Why Swiss German specifically breaks STT
This is not 'the model is bad'. Swiss German (Schweizerdeutsch) is a structural worst-case for STT, for reasons worth understanding because each one points at a fix:
- No standard orthography. Swiss German is spoken, not written — there is no agreed spelling. The same word (Schadensnummer) surfaces as schadensnume, schadensnummeri, schadesnummere. A model trained on written German has no stable target to map these to.
- It's a separate spoken language, not an accent. es het inegloffe ('water leaked in') shares almost no surface form with Standard German es ist eingelaufen. The acoustic model often picks the wrong Standard-German word.

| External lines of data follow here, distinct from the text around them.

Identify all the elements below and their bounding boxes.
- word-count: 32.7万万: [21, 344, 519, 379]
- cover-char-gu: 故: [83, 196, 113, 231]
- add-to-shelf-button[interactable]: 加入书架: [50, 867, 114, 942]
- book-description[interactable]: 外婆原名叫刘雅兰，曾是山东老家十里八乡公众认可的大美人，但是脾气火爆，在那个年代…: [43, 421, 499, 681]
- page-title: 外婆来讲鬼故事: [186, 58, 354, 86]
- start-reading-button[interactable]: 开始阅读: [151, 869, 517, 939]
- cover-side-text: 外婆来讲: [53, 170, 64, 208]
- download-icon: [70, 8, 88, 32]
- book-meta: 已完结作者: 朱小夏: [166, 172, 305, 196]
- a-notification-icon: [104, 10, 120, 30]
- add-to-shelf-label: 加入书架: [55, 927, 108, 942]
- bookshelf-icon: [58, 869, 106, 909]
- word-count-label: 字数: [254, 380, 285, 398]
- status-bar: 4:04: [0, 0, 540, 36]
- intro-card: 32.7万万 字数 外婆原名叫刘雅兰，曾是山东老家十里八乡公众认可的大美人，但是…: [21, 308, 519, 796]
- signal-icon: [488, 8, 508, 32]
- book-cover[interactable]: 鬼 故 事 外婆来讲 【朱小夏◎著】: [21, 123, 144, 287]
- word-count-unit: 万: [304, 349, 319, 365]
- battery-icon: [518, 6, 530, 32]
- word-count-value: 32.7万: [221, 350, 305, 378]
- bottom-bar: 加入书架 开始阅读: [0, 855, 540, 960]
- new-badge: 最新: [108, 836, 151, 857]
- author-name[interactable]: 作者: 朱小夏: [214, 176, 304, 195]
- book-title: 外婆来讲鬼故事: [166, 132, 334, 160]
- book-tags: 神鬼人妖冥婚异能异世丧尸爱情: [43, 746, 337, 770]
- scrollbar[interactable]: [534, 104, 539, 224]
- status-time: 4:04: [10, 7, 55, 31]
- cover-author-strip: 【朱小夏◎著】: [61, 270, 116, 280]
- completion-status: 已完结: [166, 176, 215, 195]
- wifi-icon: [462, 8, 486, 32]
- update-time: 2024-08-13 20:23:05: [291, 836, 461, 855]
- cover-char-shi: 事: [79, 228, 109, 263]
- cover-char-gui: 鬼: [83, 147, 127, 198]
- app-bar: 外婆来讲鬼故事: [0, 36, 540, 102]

- Constant code-switching. Callers mix Swiss German, Standard German, French and English (franchise, claim, police) inside one sentence.
- Out-of-vocabulary domain terms. Selbstbehalt, Leitungswasserschaden, Elementarschaden are rare in general training data, so they're transcribed phonetically into nonsense.
- Numbers are spoken differently. zwöitusig = 2000, föifhundert = 500. Generic STT mangles exactly the tokens a claim depends on.
The lesson: the failures are systematic and domain-shaped, which is precisely what a domain model can correct — without retraining the acoustic model at all.